Gold slipped on Friday due to declining in oil prices and the dollar rose after sturdy economic data from the US, but the metal was on its way for its biggest weekly gain since June following gains in the early week from safe-haven demand. The outlook of rising interest rates in the US are higher evidence of increased demand in China.
Spot Gold lost as much as 0.8 percent today to $1,217.50 an ounce and traded at $1,219.96 in Singapore.
Gold for February delivery was dropped to 0.6 percent to $ 1,218 an ounce before trading at $ 1,220.50 on the Comex in New York. Futures rose to a six weeks of $1,239 on 9 December.

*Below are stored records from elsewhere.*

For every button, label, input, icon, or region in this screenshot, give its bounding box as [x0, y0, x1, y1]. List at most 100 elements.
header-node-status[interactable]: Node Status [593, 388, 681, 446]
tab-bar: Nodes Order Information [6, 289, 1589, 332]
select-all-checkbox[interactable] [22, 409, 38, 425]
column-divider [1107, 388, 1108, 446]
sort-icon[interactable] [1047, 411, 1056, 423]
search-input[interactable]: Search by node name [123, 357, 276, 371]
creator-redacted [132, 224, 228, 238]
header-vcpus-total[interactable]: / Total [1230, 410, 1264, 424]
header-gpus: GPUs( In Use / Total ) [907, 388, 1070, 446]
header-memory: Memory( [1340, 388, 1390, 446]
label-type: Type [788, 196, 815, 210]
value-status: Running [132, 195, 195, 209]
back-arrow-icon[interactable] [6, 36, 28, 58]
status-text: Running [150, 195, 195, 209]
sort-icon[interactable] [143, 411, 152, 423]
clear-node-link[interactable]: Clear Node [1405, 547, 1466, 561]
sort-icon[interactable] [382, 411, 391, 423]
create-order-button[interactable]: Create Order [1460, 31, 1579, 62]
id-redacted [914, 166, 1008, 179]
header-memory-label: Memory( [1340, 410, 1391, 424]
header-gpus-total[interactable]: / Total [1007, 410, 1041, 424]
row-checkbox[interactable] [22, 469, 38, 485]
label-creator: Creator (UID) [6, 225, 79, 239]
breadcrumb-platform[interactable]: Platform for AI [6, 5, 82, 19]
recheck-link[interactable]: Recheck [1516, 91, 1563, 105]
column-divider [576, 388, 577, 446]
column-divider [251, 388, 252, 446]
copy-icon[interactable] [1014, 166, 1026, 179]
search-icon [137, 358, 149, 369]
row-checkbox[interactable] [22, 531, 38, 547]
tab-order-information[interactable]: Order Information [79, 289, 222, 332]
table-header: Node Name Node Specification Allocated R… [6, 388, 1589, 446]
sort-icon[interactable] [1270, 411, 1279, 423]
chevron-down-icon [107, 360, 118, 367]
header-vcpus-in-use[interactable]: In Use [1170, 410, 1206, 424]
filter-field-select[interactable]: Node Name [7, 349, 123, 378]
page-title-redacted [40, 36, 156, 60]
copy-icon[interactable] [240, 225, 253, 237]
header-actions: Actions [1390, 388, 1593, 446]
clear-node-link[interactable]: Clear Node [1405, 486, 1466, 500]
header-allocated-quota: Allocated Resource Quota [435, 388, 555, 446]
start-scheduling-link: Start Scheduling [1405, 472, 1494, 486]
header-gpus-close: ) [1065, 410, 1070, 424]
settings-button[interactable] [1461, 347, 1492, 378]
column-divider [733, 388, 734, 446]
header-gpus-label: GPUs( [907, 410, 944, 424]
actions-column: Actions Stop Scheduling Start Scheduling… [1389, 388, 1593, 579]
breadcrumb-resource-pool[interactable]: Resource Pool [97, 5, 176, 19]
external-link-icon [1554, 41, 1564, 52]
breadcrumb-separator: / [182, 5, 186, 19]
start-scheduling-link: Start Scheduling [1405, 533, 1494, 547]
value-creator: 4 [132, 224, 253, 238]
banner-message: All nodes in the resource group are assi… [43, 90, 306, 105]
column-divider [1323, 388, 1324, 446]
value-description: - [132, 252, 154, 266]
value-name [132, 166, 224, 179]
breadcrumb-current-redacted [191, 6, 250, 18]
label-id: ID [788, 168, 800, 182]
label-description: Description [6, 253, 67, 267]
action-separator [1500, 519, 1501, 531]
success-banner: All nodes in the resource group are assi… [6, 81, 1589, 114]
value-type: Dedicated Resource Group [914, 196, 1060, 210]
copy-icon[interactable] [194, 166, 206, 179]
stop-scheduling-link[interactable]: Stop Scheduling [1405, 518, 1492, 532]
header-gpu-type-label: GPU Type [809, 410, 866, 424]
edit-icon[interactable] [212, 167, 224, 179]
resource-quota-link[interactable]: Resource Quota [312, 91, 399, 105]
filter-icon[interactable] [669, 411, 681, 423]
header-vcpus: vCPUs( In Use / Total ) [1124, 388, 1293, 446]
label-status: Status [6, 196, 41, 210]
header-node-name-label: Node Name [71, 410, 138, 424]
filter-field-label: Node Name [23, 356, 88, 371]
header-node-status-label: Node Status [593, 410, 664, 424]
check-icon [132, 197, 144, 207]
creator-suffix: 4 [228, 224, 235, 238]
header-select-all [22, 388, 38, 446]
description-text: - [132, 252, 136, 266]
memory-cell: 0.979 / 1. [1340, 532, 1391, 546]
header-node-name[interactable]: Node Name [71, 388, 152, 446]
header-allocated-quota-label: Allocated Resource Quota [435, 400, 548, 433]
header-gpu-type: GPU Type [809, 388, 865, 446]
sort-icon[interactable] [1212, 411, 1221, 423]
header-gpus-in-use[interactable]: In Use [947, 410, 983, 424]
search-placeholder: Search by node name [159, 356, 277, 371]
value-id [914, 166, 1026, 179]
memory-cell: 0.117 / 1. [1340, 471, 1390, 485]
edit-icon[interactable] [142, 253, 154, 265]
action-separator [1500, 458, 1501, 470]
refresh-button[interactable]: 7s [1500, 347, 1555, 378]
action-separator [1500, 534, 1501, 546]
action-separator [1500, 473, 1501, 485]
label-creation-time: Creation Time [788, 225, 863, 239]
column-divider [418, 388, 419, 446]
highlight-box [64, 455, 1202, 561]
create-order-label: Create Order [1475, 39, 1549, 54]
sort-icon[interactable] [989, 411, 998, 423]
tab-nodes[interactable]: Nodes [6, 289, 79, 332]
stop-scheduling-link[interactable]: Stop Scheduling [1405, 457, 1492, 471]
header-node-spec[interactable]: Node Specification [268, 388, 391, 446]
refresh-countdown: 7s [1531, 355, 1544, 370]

Holdings in the SPDR Gold Trust boarded 725.75 metric tons yesterday, the highest since November 7. This is still 9.1 percent lower of the year because investors lost interest on bullion after the Fed ended its bond buying program that failed to stimulate inflation.
US crude fallen more than $ 1 to 5-1 / 2 years in fresh low below $ 59 a barrel in early Asian trade on Friday, extending losses due to ongoing concerns about excess supply and an outlook for bearish sentiment.
Earlier this week, gold had gained as global equity markets and the dollar dropped on global growth concerns and political uncertainty over Greece, plus some profit taking.
In domestic market, at the Multi Commodity Exchange, gold for delivery in far-month April fell by Rs 50, or 0.18 per cent, to Rs 27,341 per 10 grams.